Saturday, June 11, 2005

Insecurities are strange

As if it's not hard enough to come to terms with the fact that our baby is never coming home to live with us. This is permanent...forever. He's buried in a very nice plot up on the hill in the cemetery...forever. The universe wants me to understand this and accept it. I admit that I'm not having a problem understanding the concept itself...it's the acceptance of it that is so hard to take.

And I'm supposed to choose words to honor my baby...forever set in stone. Are you kidding me?!?!

As my fearless readers know by now, I'm not a great poet by any means.
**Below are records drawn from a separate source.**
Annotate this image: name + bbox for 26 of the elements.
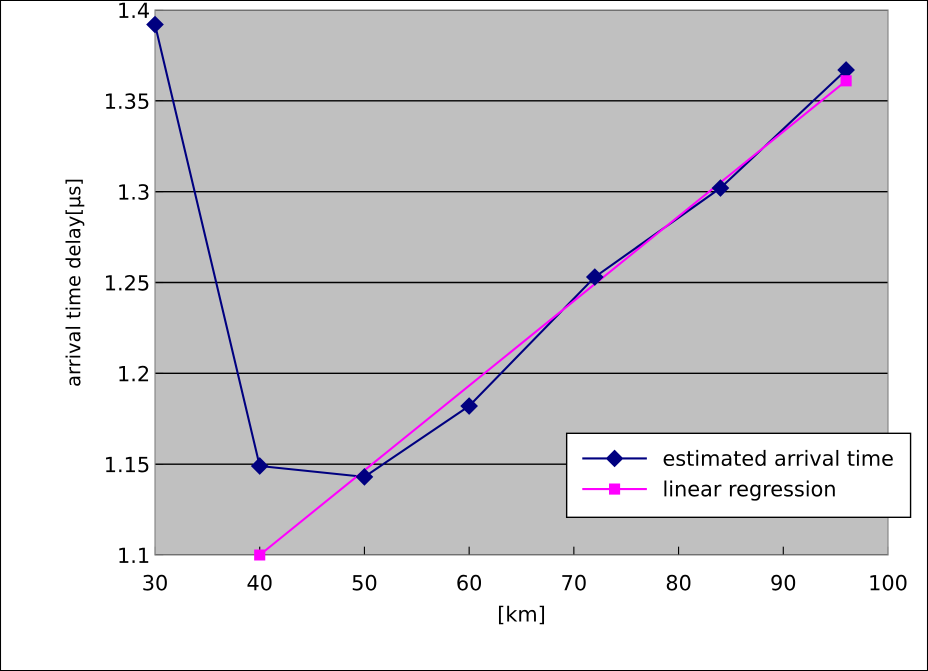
x-tick-label: 50 <box>352 574 376 591</box>
y-tick-label: 1.2 <box>119 366 148 382</box>
y-axis-title: arrival time delay[μs] <box>65 180 84 386</box>
x-tick-label: 30 <box>143 574 167 591</box>
legend-label: estimated arrival time <box>664 450 893 466</box>
point <box>586 268 604 286</box>
x-tick-label: 100 <box>870 574 906 591</box>
legend-label: linear regression <box>664 480 835 501</box>
y-tick-label: 1.25 <box>106 274 148 291</box>
x-tick-label: 90 <box>771 574 796 591</box>
y-tick-label: 1.1 <box>119 548 148 563</box>
y-tick-label: 1.35 <box>106 93 148 110</box>
x-tick-label: 40 <box>247 574 272 591</box>
point <box>254 549 266 561</box>
y-tick-label: 1.4 <box>119 2 149 18</box>
y-tick-label: 1.15 <box>106 456 148 472</box>
point <box>712 179 730 197</box>
point <box>251 457 268 475</box>
x-tick-label: 80 <box>666 574 690 591</box>
x-axis-title: [km] <box>498 606 544 624</box>
point <box>356 468 373 486</box>
y-tick-label: 1.3 <box>119 184 148 200</box>
x-tick-label: 70 <box>562 574 586 591</box>
x-tick-label: 60 <box>457 574 482 591</box>
point <box>460 397 478 415</box>
point <box>840 75 852 86</box>
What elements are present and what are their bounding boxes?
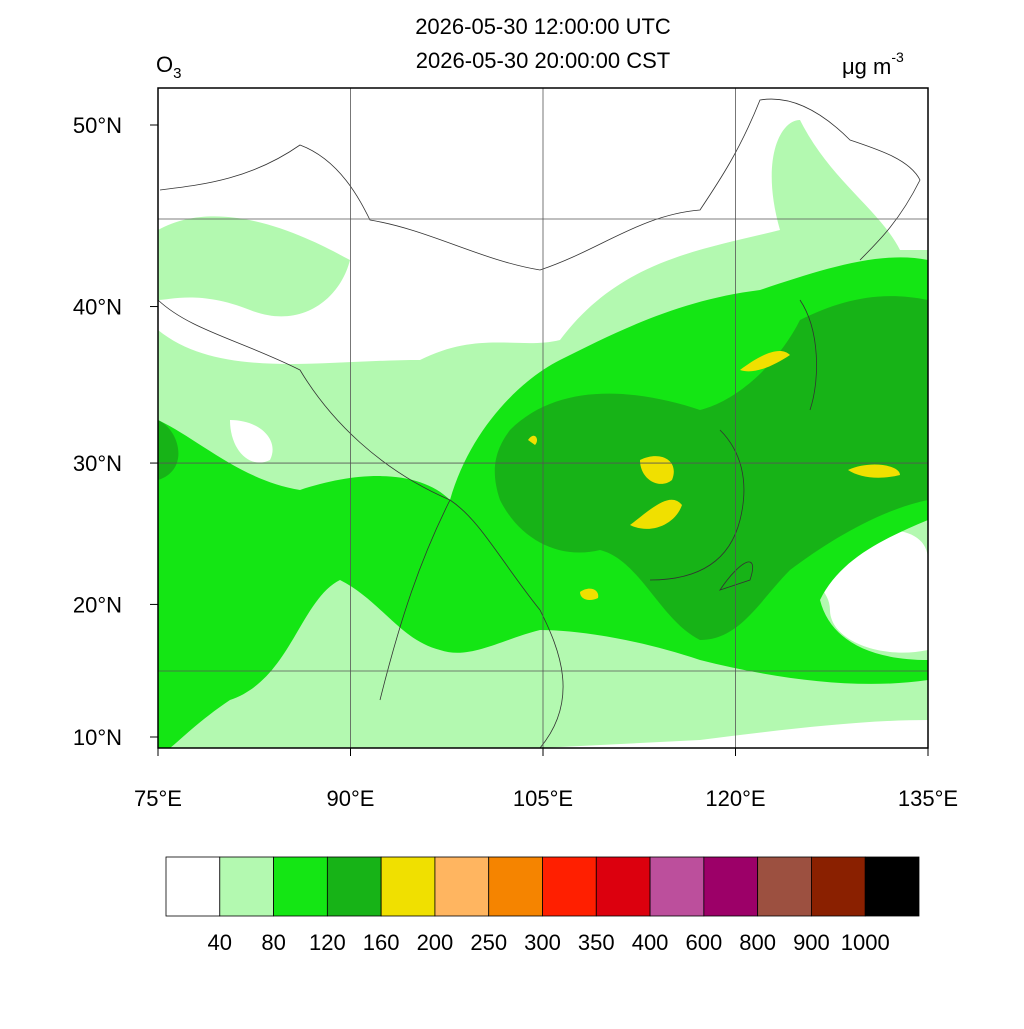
x-tick-label: 90°E: [327, 786, 375, 811]
colorbar-label: 80: [261, 930, 285, 955]
colorbar-swatch: [811, 856, 866, 917]
x-tick-label: 105°E: [513, 786, 573, 811]
x-tick-label: 135°E: [898, 786, 958, 811]
variable-sub: 3: [173, 65, 181, 82]
colorbar-label: 1000: [841, 930, 890, 955]
colorbar-swatch: [542, 856, 597, 917]
units-sup: -3: [891, 49, 904, 65]
colorbar-label: 900: [793, 930, 830, 955]
colorbar-label: 200: [417, 930, 454, 955]
colorbar-label: 250: [470, 930, 507, 955]
colorbar-label: 40: [208, 930, 232, 955]
y-tick-label: 30°N: [73, 451, 122, 476]
variable-text: O: [156, 52, 173, 77]
colorbar-swatch: [165, 856, 221, 917]
variable-label: O3: [156, 52, 181, 82]
x-tick-label: 120°E: [705, 786, 765, 811]
title-line-2: 2026-05-30 20:00:00 CST: [416, 48, 670, 73]
colorbar-swatch: [595, 856, 651, 917]
colorbar-label: 300: [524, 930, 561, 955]
colorbar-label: 400: [632, 930, 669, 955]
colorbar-swatch: [864, 856, 920, 917]
y-tick-label: 10°N: [73, 725, 122, 750]
colorbar-swatch: [219, 856, 274, 917]
colorbar-swatch: [488, 856, 543, 917]
colorbar-label: 800: [739, 930, 776, 955]
country-borders: [158, 98, 921, 748]
y-tick-label: 50°N: [73, 113, 122, 138]
y-tick-label: 40°N: [73, 295, 122, 320]
colorbar-label: 600: [685, 930, 722, 955]
colorbar-swatch: [273, 856, 328, 917]
colorbar-swatch: [380, 856, 436, 917]
graticule: [158, 88, 928, 748]
colorbar-swatch: [703, 856, 759, 917]
colorbar-swatch: [434, 856, 490, 917]
x-tick-label: 75°E: [134, 786, 182, 811]
colorbar-swatch: [326, 856, 382, 917]
title-line-1: 2026-05-30 12:00:00 UTC: [415, 14, 671, 39]
units-label: μg m-3: [842, 49, 904, 79]
clear-area: [230, 420, 928, 653]
colorbar-swatch: [757, 856, 812, 917]
colorbar-label: 160: [363, 930, 400, 955]
units-text: μg m: [842, 54, 891, 79]
y-tick-label: 20°N: [73, 592, 122, 617]
colorbar-label: 120: [309, 930, 346, 955]
colorbar-label: 350: [578, 930, 615, 955]
colorbar-swatch: [649, 856, 705, 917]
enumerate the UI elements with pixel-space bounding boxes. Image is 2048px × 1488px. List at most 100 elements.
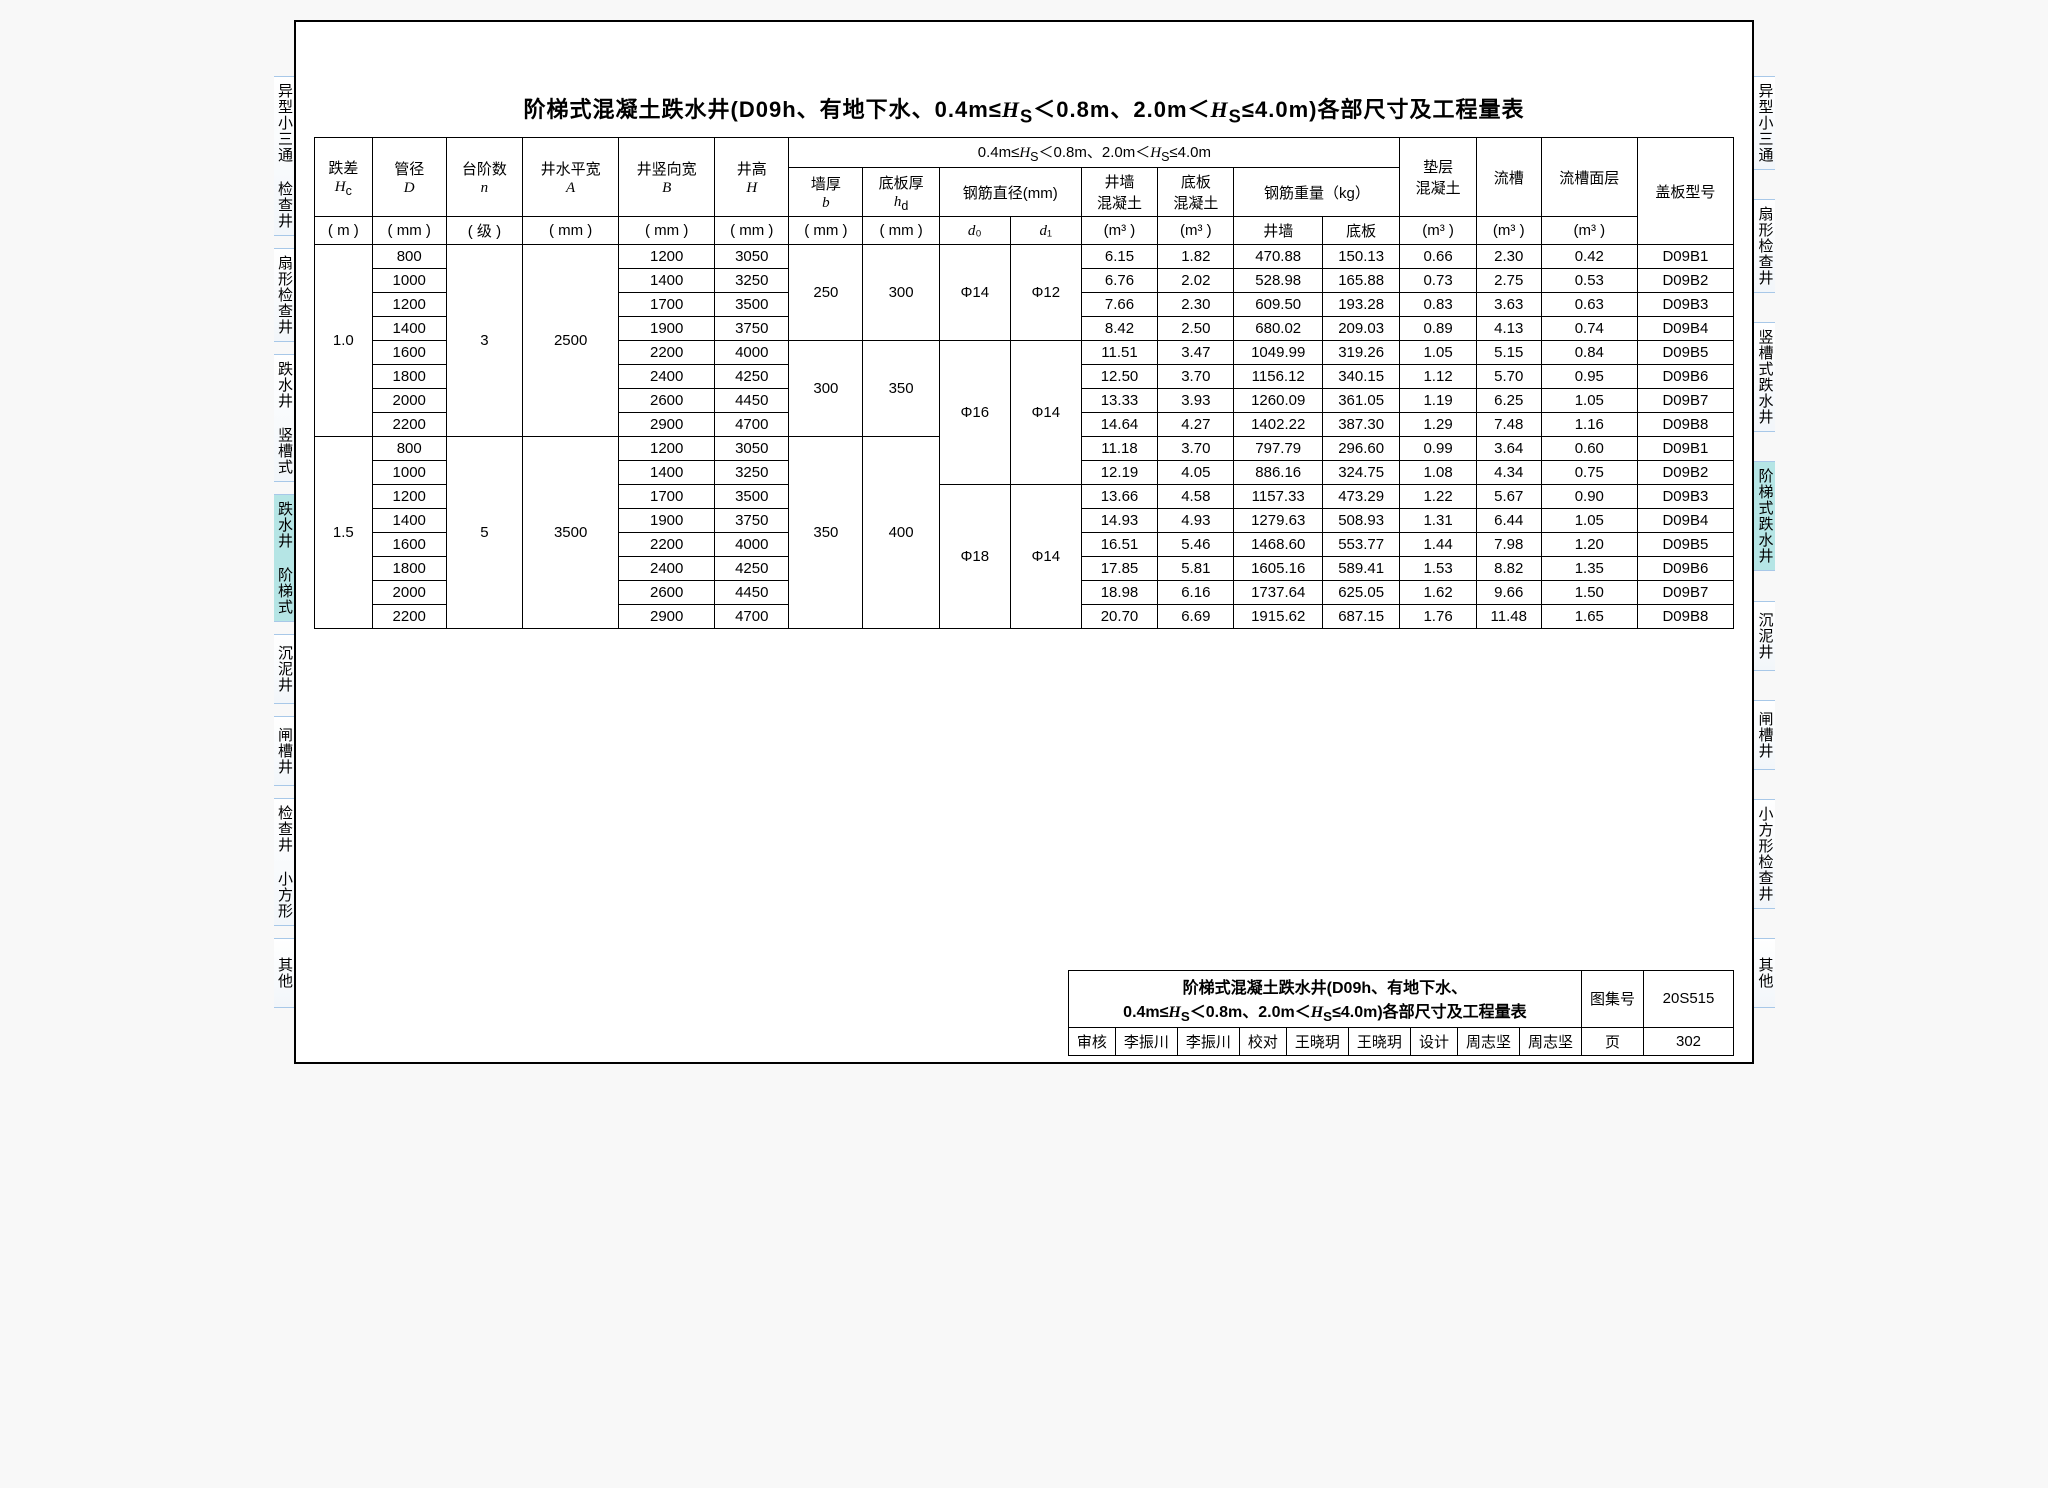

Often, my thoughts tend toward the plain old boring run-of-the-mill-Indiana-roots-hillbilly. I am impressed with the genius of slogans like, "Can you hear me now?" or, "What's in YOUR wallet?" I will never be published in an anthology of great works. And I will admit that I often have to edit and re-edit what I write on this blog so that it is even somewhat coherent. How in the world do I come up with something to carve in stone for Alex's grave marker?

Steve is a wonderful man, and an amazing husband and father (Hi honey...I love you). When it comes to words, he's really not interested. In the entire time we've been married (almost 11 years), I think I've seen him read one book. His time online is not spent with poets and authors. When I asked him what he wanted to put on Alex's headstone, he said, "Whatever you like is fine with me. I'm sure you'll come up with something perfect." Uh...thanks.

You probably won't be surprised to know that I approached this like most other things I have no clue about...I hit the net. But despite my previous assertions that you can Google anything, and my hours online searching memorial pages and famous poetry databases, I was unable to find a single thing online that satisfied my fear of forever. There were no verses, poems, or the like, that were "perfect" for my little boy. Then I remembered he's dead and he doesn't care. Who's going to see it? Oh yeah! Me!

So, rather than tax my brain anymore, I opted for one of those trite phrases you see over-used in cemeteries..."Forever in our Hearts." I wasn't satisfied with it. I wasn't inspired at all. But I figured it was short and sweet and to the point...and it wouldn't necessarily induce tears everytime I read it.

So we went to the memorial store. We laid out our plan for the stone on paper with the very nice salesperson, Michelle. We came to THE question, "Would you like to write something under the name and date?" I told her our less-than-inspired tagline (for lack of a better term) and I could visibly see her smirk and cringe all at the same time. It was as though you could hear her inner voice saying, "That's the best you can come up with?" I don't know why, but in that moment I knew I had to change it. Am I really that insecure? Or was she just reflecting my own feelings back at me?

The funny thing is, I came up with something that I prefer within an hour after leaving the memorial store. It seems I am quite motivated by my own insecurities. It's still not award-winning poetry, by any means. But it's not bad...and it gets an, "I like it," from Steve. So we made some changes and our plans are now set in stone. (I crack myself up sometimes with my wit)

I'll keep you posted on the progress. I may yet change it three or four times before I actually get satisfied with what I want to say for all eternity.